Galatasaray’ın geçtiğimiz sezon elde ettiği başarılarda çok önemli payı olan Işıl, Zelous ve Torrens’in takımdan ayrılması, Nevriye ile Sancho Lyttle’ın sözleşmeleri gereği, takıma kasım ayı sonunda katılacak olmaları, Fenerbahçe’nin ise sezona yine önemli transferlerle girişi ve Samsun’a da tam kadro gelişi favoriyi maç öncesinde net şekilde göstermişti.

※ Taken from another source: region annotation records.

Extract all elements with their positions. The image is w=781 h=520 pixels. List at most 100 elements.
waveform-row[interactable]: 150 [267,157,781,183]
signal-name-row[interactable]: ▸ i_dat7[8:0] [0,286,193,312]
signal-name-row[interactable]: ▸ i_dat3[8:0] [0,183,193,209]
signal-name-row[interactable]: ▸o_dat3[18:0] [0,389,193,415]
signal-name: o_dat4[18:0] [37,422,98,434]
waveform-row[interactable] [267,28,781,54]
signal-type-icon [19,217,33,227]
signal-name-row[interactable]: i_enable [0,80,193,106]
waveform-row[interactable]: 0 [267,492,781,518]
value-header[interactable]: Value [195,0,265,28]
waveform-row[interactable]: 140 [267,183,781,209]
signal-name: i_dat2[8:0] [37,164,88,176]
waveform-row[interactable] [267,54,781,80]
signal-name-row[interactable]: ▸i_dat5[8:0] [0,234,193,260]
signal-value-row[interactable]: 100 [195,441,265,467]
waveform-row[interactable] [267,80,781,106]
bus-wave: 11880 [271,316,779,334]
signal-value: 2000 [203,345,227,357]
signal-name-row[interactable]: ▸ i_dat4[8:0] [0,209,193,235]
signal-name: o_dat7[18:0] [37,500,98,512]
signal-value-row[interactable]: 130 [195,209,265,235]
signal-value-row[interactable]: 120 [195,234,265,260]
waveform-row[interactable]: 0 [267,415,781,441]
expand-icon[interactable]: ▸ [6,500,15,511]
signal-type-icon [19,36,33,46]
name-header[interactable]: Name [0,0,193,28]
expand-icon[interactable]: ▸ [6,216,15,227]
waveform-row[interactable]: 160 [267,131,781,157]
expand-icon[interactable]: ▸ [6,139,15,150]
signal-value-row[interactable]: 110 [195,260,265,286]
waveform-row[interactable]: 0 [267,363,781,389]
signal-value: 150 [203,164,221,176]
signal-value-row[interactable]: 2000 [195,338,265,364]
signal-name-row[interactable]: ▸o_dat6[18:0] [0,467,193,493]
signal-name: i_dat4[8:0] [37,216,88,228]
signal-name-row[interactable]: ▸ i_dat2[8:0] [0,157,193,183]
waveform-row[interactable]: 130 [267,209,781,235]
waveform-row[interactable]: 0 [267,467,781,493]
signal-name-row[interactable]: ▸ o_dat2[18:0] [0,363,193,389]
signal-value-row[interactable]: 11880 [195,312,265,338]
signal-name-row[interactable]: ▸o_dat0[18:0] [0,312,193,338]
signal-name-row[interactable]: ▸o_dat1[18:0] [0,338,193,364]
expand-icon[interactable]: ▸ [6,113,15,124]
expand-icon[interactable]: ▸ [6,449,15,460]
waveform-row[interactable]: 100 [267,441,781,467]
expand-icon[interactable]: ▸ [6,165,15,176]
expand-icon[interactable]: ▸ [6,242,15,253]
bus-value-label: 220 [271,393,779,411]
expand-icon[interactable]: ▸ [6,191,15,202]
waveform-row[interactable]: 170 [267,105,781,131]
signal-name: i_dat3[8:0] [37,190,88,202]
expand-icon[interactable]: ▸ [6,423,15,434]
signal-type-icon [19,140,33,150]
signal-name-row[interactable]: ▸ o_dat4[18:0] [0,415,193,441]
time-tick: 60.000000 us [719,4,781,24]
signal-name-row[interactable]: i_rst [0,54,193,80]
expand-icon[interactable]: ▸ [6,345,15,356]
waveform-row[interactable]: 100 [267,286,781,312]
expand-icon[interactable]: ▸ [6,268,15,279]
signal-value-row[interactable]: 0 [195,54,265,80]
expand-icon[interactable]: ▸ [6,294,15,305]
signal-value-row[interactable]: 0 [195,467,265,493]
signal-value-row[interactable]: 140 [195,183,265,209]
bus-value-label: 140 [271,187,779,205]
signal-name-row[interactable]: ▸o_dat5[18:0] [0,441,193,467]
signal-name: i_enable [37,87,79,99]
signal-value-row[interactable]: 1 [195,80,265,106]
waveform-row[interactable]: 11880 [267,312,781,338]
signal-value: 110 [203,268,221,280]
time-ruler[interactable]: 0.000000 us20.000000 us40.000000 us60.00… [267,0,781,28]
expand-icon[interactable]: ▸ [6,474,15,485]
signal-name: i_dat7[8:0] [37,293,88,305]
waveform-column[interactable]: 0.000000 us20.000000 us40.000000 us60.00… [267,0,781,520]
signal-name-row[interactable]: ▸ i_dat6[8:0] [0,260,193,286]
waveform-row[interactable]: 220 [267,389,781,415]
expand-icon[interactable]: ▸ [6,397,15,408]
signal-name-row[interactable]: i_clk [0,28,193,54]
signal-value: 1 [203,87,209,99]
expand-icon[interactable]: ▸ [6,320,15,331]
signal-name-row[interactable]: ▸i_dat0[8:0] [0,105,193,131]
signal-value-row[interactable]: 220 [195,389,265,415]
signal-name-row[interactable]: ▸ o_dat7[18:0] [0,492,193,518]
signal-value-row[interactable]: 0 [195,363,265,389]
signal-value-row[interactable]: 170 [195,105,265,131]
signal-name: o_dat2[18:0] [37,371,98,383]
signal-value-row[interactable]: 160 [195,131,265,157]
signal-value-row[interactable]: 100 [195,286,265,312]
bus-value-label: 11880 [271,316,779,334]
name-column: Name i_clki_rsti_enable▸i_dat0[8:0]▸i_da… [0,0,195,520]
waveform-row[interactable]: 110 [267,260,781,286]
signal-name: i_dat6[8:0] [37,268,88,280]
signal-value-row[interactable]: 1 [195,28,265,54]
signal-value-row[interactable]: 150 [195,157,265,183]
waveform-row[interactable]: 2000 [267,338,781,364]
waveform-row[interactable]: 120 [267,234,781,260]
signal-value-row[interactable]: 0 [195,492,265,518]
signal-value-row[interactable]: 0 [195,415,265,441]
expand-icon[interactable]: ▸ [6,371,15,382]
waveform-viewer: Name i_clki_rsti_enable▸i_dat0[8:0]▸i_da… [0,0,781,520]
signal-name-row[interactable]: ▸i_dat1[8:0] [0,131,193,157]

Zaten neredeyse bütün maç da beklendiği gibi geçti. Ekrem Memnun, rakibi uyutmak için iyi hazırlanmıştı, ilk devrede istediklerini yaptı. Savunmada yapılan baskı, zaman zaman kombine savunmaya dönülmesi, içeriye getirilen yardım, Galatasaray’ın bu maça iyi hazırlandığını gösteriyordu.
Maçın başında Tuğba’nın, Martinez’e yaptığı baskı da tecrübeli oyuncunun kenara gelişiyle sonlanınca Galatasaray, ezeli rakibi karşısında kazanabileceğine inandı. Ancak Fenerbahçe’nin, iki ABD’lisi Charles ile McCoughtry öyle etkili bir maç çıkardı ki, zaten eksik olan Galatasaray’ın yapacağı çok da şey kalmamıştı.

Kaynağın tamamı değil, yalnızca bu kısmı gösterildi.